Antes del Ángelus, Francisco subrayó que la «liturgia de hoy recuerda la Dedicación de la Basílica Lateranense, catedral de Roma, definida por la tradición como “madre de todas las Iglesias de la Urbe y del Orbe”. Con el término “madre” nos referimos no tanto al edificio sacro de la Basílica, sino a la obra del Espíritu Santo, que en este edificio se manifiesta, fructificando mediante el ministerio del Obispo de Roma, en todas las comunidades que permanecen en la unidad con la Iglesia que él preside». Esta unidad «presenta el carácter de una familia universal, y existe la madre en la familia, también la venerada catedral de Laterán es una “madre” para las Iglesias de todas las comunidades del mundo católico». Con esta fiesta, «por lo tanto, profesamos, en la unidad de la fe, el vínculo de comunión que todas las Iglesias locales, esparcidas por la tierra, tienen con la Iglesia de Roma y con su Obispo, sucesor de Pedro».
«Hoy –también recordó el Papa– en Italia, se celebra la Jornada del Agradecimiento, que este año tiene por tema “Nutrir el planeta, energía para la vida” con referencia a la próxima Expo de Milán 2015. Me uno a los obispos en la esperanza de un compromiso renovado para que a nadie le falte el pan cotidiano que Dios da a todos.
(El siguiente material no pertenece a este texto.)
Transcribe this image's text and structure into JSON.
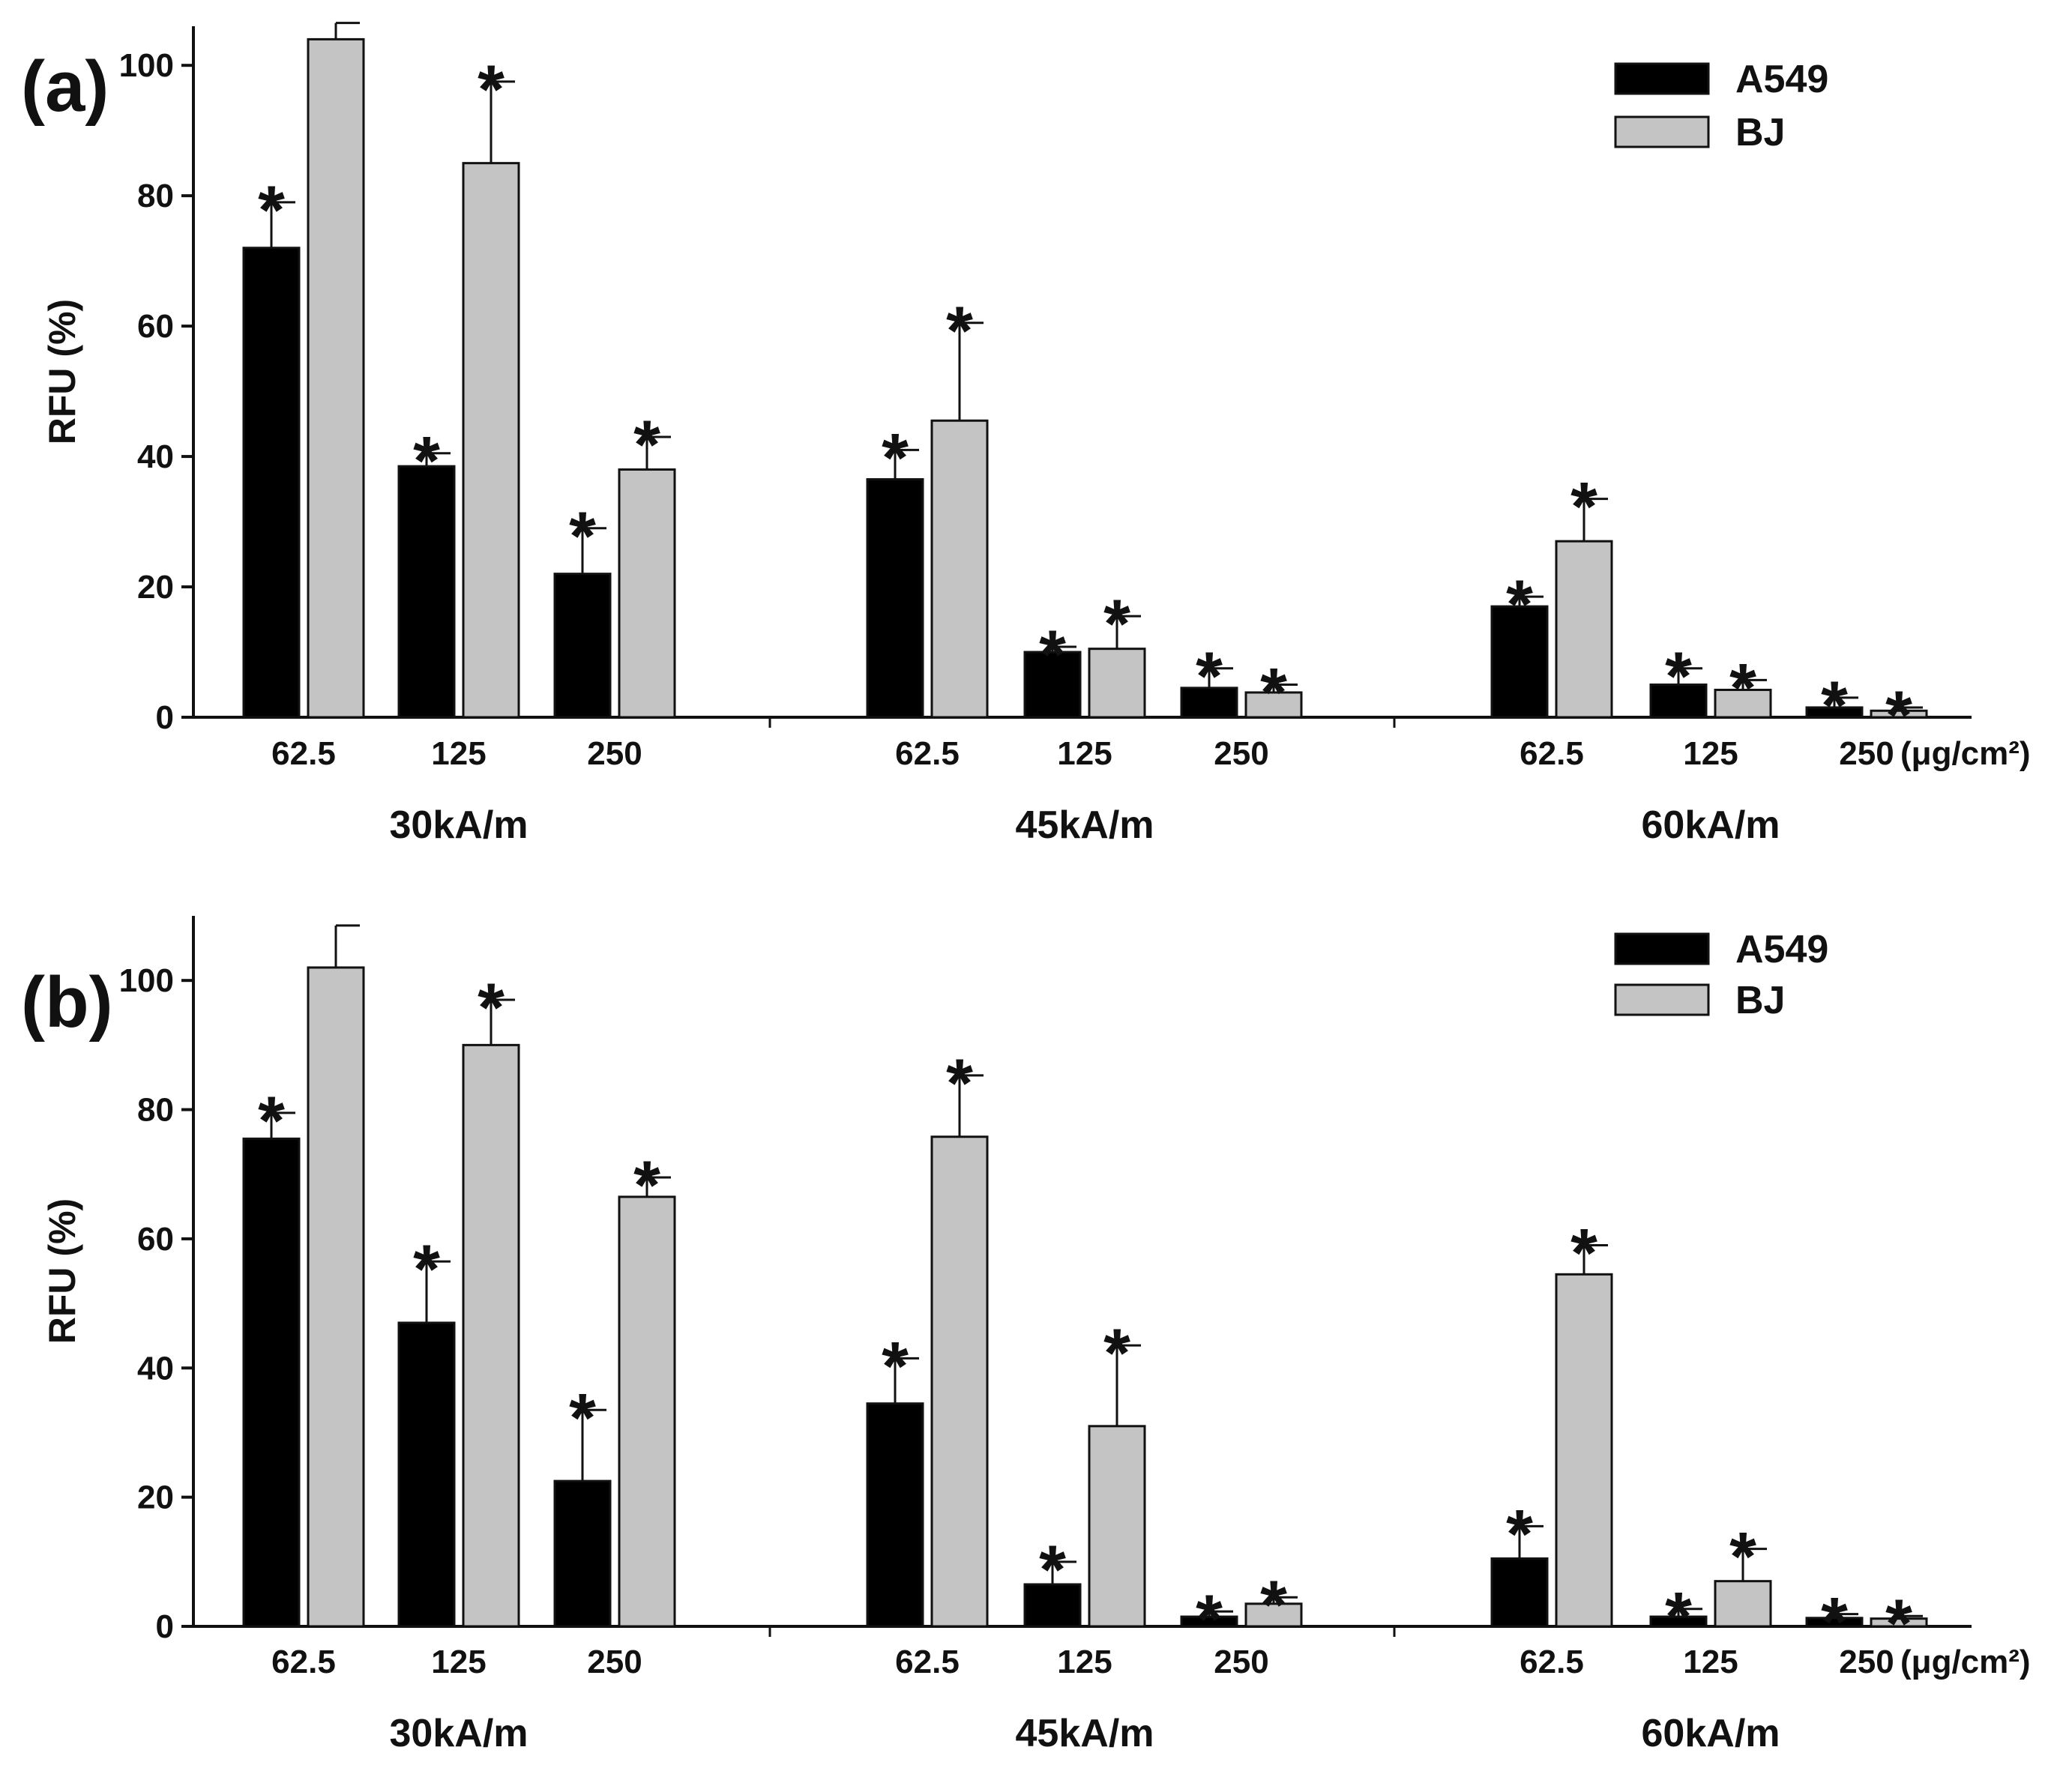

Me siento cercano al mundo de la agricultura, y animo a todos a cultivar la tierra de una forma sostenible y solidaria. En tal contexto se desarrolla en Roma la Jornada diocesana por la custodia de la creación , un evento que pretende promover estilos de vida basados en el respeto del ambiente, reafirmando la alianza entre el hombre, custodio de la creación y su Creador».